Under the Amended and Restated Revolving Credit Agreement, the lenders agree to make available to the Company a $175 million revolving credit facility. The Company has the option to increase the total commitment under the facility to up to $275 million, subject to certain conditions, including obtaining commitments from any one or more lenders, whether or not currently party to the Amended and Restated Revolving Credit Agreement, to provide such increased amounts. Availability under the Amended and Restated Revolving Credit Agreement will be based upon quarterly (or more frequent under certain circumstances) borrowing base certifications of the Borrowers' eligible inventory and eligible accounts receivable, and will be reduced by certain reserves in effect from time to time. Subject to availability, the Amended and Restated Revolving Credit Agreement provides for a letter of credit subfacility in an amount not in excess of $15 million, and allows for swingline loans in an amount not in excess of $17.5 million. Outstanding borrowings under the Amended and Restated Revolving Credit Agreement will bear interest at an annual rate, at the Borrowers' election, equal to (i) LIBOR plus a margin ranging from 1.25% to 1.75% or (ii) a base rate plus a margin ranging from 0.25% to 0.75%, in each case depending upon the monthly average excess availability under the revolving loan facility. The Borrowers are required to pay a monthly unused line fee equal to 0.20% times the average daily unused availability along with other customary fees and expenses of the Revolver Agent and the lenders.

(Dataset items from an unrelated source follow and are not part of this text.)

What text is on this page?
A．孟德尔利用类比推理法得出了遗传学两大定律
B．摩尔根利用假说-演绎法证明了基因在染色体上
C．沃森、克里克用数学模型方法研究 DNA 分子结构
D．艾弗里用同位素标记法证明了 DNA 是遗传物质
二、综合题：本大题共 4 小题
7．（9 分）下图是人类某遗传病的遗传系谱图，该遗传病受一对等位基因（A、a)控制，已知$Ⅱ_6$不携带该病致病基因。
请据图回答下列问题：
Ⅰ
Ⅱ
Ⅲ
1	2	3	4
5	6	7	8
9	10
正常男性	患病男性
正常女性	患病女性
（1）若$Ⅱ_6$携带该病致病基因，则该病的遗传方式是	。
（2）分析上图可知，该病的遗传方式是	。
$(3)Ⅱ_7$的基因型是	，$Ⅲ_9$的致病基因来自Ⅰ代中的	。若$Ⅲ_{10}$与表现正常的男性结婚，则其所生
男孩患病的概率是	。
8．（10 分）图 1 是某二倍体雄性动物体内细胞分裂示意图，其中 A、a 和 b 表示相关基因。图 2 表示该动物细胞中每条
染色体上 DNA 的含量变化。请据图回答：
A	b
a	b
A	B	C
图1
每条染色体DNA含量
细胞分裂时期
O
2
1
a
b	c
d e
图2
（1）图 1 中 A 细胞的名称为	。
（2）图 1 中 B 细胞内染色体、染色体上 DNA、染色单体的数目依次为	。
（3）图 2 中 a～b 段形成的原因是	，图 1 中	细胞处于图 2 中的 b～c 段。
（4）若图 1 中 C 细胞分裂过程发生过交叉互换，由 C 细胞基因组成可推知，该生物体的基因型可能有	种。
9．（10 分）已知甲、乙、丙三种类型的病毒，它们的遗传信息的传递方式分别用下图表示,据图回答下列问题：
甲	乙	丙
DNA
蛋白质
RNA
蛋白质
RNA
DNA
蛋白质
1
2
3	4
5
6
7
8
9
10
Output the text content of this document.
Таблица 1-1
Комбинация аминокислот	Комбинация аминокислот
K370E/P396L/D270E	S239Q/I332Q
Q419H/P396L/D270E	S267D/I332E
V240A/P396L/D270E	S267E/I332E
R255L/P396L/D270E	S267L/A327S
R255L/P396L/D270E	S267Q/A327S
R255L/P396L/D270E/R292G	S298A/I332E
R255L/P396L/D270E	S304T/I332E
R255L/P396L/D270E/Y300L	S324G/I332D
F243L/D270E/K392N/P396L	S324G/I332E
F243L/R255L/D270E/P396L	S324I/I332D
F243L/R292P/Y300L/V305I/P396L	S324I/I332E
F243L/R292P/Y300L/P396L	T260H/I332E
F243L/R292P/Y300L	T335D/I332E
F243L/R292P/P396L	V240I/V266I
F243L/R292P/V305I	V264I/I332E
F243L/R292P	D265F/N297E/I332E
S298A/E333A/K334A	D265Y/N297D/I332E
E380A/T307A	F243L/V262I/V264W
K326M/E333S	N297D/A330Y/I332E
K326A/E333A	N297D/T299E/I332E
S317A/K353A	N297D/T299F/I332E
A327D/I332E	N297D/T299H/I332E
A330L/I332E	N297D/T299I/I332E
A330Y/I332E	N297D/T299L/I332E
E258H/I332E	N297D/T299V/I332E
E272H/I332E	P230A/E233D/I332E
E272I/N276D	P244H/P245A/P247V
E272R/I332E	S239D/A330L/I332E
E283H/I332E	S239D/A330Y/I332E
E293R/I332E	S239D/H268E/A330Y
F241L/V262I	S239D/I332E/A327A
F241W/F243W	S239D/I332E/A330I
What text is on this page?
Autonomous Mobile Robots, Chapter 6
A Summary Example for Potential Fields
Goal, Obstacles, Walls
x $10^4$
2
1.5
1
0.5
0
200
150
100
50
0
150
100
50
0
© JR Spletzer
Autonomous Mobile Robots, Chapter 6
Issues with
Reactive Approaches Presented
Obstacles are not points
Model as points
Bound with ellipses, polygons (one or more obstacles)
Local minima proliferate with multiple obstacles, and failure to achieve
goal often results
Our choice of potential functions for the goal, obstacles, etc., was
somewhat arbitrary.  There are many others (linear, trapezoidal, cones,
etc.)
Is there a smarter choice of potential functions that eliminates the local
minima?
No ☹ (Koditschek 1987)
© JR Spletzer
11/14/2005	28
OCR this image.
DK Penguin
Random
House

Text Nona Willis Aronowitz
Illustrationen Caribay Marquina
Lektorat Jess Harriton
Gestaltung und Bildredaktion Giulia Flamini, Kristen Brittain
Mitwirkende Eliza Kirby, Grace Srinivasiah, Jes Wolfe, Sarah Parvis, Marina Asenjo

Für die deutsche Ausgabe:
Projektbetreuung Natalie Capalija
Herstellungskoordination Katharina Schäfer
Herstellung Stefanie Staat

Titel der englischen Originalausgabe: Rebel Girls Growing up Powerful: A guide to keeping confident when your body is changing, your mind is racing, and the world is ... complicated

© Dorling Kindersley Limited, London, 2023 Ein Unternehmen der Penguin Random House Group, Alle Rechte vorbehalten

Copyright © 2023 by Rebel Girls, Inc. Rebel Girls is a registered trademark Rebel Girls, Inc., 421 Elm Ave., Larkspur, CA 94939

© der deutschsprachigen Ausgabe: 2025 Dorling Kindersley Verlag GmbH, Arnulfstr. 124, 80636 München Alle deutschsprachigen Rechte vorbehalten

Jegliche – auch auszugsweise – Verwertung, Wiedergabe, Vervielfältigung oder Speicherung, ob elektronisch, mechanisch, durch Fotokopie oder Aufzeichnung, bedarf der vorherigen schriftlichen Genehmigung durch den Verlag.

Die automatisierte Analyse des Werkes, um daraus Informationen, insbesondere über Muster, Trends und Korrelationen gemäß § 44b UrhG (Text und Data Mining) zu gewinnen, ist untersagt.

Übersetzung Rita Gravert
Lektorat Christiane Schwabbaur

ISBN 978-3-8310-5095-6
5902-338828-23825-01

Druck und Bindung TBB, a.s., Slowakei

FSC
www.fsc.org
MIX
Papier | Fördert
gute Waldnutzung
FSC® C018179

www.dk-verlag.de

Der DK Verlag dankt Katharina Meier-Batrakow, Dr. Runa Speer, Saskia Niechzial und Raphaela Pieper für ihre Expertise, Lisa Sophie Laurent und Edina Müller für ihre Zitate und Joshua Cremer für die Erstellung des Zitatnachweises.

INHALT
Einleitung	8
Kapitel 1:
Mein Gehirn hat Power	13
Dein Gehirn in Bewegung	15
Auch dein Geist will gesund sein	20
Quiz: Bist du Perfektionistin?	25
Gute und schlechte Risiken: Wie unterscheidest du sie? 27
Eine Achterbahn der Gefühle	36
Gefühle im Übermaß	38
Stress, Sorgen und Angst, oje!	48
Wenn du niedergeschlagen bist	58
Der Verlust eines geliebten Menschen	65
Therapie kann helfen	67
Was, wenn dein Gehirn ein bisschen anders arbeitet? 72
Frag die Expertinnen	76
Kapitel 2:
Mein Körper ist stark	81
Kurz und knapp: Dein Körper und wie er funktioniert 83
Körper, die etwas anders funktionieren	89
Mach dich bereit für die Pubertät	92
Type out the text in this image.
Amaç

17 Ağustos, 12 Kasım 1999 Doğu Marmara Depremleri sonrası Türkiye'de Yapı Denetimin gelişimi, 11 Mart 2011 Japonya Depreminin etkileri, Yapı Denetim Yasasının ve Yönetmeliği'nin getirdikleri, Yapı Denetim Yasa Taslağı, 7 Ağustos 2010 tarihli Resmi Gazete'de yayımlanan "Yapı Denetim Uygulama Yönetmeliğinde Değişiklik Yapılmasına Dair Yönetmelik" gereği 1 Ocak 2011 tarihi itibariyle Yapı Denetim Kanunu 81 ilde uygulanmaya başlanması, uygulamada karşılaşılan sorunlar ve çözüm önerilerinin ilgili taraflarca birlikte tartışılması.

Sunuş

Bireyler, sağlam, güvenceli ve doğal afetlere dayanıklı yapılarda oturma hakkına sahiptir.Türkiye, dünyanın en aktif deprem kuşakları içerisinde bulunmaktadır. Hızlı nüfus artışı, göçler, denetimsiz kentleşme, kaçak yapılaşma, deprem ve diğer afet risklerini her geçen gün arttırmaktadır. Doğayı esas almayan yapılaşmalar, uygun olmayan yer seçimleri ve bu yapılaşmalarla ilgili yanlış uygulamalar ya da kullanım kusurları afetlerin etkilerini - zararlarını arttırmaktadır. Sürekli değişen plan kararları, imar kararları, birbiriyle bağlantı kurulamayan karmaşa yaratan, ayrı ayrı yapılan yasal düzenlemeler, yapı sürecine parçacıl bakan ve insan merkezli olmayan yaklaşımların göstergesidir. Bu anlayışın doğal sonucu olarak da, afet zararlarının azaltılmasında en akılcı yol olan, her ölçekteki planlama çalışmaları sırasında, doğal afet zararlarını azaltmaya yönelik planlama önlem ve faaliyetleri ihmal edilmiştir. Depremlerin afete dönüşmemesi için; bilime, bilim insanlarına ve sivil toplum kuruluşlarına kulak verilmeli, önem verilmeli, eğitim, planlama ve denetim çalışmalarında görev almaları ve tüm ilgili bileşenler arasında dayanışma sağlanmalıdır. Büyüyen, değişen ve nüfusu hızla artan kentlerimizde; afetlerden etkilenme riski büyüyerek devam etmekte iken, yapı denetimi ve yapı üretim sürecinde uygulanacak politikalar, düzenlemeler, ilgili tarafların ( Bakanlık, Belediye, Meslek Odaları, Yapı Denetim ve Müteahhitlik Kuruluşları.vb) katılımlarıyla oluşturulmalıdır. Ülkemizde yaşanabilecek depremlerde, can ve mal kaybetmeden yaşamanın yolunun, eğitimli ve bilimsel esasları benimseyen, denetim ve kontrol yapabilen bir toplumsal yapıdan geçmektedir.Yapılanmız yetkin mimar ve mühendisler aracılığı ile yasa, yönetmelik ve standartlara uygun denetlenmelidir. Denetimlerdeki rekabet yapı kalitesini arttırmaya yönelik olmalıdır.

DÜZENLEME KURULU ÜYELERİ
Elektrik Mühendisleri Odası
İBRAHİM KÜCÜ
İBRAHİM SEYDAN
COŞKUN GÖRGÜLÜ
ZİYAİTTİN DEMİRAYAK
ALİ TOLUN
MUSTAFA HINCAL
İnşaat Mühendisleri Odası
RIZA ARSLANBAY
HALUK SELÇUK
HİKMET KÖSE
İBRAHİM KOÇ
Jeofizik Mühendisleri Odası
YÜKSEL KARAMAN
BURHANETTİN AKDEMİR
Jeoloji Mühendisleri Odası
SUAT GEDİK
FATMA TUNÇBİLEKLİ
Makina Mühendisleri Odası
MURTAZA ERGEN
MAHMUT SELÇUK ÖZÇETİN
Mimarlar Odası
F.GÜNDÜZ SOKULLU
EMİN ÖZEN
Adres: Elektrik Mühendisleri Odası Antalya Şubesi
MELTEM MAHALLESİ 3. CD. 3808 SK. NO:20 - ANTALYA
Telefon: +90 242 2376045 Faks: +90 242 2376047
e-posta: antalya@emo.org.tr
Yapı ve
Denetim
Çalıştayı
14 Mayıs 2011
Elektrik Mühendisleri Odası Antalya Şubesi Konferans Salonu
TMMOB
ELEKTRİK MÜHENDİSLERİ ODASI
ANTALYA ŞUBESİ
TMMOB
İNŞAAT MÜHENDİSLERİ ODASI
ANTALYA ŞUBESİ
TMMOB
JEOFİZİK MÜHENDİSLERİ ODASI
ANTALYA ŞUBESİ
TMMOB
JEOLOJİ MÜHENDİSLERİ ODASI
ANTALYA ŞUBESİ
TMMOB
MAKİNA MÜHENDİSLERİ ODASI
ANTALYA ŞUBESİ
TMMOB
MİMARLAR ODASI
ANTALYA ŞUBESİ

The Amended and Restated Revolving Credit Agreement contains customary covenants limiting the ability of the Company and certain of its affiliates to, among other things, pay cash dividends, incur debt or liens, redeem or repurchase stock, enter into transactions with affiliates, merge, dissolve, repay subordinated indebtedness, make investments and dispose of assets. In addition, the Company will be required to maintain a minimum fixed charge coverage ratio of not less than 1.0 to 1.0 as of the end of any period of 12 fiscal months (commencing with the month ending on December 31, 2018) when excess availability under the Amended and Restated Revolving Credit Agreement is less than 10.0% of the total revolving commitment.
If availability under the Amended and Restated Revolving Credit Agreement is less than 15% of the total revolving commitment or if there exists an event of default, amounts in any of the Borrowers' and the Revolver Guarantors' deposit accounts (other than certain excluded accounts) will be transferred daily into a blocked account held by the Revolver Agent and applied to reduce the outstanding amounts under the facility.